Coinbase thereafter appealed the order denying its arbitration motion and requested a stay of the district court proceedings pending the appeal. The district court denied Coinbase’s stay request, reasoning that Coinbase was unlikely to prevail on appeal. Coinbase then asked the Ninth Circuit Court of Appeal to reconsider its requested stay of the district court proceedings and to adopt the automatic stay followed by the Third, Fourth, Seventh, Tenth, Eleventh and D.C. Circuits. In the Ninth, Second and Fifth Circuits, district court litigation is not automatically stayed pending a nonfrivolous appeal on arbitrability (though, a district court may still order a discretionary stay ). The Ninth Circuit rejected Coinbase’s request, prompting Coinbase’s petition to the U.S. Supreme Court to resolve the 6-3 Circuit split over whether appealing an order denying arbitration divests the district court of jurisdiction such that the district court proceedings must be stayed pending appeal.

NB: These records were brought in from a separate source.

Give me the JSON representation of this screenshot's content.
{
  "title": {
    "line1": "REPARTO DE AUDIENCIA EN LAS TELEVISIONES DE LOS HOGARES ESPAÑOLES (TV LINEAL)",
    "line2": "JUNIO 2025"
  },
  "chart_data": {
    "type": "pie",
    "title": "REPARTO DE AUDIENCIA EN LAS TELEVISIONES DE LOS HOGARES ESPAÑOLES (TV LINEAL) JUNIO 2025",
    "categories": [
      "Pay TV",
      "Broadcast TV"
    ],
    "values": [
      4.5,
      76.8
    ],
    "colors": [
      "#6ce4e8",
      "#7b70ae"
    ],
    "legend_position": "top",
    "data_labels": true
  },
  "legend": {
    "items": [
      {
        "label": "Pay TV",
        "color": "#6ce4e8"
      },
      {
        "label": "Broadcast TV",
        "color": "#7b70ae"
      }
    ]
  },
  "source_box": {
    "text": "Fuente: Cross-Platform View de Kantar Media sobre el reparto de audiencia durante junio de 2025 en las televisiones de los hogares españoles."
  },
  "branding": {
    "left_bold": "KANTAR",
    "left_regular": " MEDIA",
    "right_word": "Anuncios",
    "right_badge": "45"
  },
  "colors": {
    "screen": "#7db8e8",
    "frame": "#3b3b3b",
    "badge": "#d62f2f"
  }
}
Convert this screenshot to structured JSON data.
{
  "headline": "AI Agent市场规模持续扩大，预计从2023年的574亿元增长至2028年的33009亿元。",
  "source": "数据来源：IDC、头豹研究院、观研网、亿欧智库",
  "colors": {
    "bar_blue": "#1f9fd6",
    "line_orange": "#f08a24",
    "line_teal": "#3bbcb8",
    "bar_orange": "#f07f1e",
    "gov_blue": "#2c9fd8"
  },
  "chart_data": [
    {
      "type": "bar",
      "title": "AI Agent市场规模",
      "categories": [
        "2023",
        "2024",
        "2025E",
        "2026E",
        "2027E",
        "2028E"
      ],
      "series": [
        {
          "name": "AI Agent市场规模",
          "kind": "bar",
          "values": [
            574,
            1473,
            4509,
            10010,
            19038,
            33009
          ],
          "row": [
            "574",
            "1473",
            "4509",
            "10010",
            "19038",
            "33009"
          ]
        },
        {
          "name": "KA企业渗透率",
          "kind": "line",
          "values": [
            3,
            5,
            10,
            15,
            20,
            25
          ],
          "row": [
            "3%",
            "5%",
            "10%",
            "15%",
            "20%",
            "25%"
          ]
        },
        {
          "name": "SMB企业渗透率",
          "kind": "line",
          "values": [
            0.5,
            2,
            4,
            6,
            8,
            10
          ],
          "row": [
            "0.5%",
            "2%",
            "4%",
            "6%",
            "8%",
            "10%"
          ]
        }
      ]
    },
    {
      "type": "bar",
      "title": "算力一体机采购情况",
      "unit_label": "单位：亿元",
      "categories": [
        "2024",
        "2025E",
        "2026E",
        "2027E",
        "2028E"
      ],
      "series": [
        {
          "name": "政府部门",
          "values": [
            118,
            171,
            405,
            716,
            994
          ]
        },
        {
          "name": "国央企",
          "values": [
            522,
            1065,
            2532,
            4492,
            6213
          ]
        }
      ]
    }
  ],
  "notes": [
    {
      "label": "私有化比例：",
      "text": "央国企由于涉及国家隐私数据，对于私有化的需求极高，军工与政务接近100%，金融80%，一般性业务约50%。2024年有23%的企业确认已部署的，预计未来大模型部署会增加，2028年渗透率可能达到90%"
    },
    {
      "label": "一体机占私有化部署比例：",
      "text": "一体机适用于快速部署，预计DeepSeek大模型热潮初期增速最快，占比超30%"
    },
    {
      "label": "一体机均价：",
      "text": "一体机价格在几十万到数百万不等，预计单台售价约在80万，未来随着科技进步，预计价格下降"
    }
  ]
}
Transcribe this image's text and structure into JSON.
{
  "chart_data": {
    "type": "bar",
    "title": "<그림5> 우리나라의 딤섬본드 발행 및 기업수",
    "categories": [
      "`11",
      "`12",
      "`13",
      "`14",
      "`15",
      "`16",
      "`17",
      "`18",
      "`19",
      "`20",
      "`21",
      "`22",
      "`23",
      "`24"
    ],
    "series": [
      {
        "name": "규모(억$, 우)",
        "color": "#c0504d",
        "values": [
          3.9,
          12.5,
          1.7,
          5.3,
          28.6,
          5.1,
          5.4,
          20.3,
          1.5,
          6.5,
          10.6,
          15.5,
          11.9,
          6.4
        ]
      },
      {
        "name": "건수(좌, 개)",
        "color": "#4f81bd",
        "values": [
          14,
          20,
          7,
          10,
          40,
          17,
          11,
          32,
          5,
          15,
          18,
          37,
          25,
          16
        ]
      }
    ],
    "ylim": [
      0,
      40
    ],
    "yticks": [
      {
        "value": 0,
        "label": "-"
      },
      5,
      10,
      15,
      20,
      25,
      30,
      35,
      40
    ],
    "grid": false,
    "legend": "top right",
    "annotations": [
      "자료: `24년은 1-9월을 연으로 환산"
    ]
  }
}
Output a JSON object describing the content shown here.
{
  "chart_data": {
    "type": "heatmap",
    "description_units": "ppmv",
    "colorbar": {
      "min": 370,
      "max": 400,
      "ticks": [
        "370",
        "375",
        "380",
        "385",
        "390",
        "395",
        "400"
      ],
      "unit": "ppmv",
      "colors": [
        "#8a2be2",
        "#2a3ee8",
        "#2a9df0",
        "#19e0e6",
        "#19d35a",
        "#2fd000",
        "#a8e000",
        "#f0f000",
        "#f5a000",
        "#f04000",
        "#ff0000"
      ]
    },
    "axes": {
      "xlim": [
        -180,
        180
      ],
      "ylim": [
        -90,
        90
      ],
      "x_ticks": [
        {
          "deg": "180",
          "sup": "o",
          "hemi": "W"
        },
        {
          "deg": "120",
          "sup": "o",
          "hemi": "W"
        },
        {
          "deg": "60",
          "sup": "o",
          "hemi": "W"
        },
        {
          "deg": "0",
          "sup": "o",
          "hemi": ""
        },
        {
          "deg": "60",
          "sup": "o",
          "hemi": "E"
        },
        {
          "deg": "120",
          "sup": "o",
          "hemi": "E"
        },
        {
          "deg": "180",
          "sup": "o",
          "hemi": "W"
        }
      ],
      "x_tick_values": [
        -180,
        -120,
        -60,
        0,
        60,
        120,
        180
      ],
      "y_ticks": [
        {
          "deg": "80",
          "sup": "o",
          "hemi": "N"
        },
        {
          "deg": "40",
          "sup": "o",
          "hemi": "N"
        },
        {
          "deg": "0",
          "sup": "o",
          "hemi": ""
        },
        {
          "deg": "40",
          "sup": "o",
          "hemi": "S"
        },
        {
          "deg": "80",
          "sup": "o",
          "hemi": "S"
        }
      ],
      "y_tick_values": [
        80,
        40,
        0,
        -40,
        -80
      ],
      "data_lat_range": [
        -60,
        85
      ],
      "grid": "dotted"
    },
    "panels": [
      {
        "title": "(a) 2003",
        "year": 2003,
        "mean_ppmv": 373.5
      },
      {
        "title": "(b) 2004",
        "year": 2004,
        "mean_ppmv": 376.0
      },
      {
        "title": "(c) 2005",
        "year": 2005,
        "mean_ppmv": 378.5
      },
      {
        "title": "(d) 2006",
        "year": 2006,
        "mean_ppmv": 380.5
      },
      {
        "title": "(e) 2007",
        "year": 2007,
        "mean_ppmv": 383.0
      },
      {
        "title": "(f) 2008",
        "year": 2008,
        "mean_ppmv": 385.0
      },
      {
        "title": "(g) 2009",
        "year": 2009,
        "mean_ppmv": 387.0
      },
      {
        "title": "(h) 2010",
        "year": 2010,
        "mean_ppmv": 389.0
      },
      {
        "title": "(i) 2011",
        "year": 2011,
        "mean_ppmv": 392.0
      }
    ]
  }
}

The issue of whether litigation should automatically be stayed pending appeal of an arbitration denial is particularly of interest to class action litigants. For defendants, absent a stay, businesses denied arbitration in putative class actions are forced to incur significant expense on class discovery, class certification briefing and experts as they appeal the arbitration denial—only to have this time and money wasted if the appeal is successful and the case is ordered to individual arbitration. Coinbase argues that the approach adopted by the minority Circuits (including the Second and Ninth Circuits, which have relatively active class action dockets) effectively nullifies arbitration agreements during the duration of the appeal and deprives businesses of the benefits thereof—namely, an inexpensive and expeditious means of resolving individual disputes. Plaintiffs, on the other hand, may be disadvantaged by the automatic stay as they would be forced to hold off on pursuing their claims as they wait for a decision on the arbitration appeal (which can sometimes take more than a year). Plaintiffs opposing the automatic stay argue that delay risks subjecting them to loss of witnesses and tangible evidence.

Plaintiff Suski’s response to Coinbase’s petition is due by October 31, 2022. The issues presented in this case are important to businesses and consumers generally, not simply those engaged in crypto transactions, and we will continue to monitor it for new developments.

The case is Suski et al. v. Coinbase Inc. et al., Case No. 3:21-cv-04539, U.S. District Court for the Northern District of California.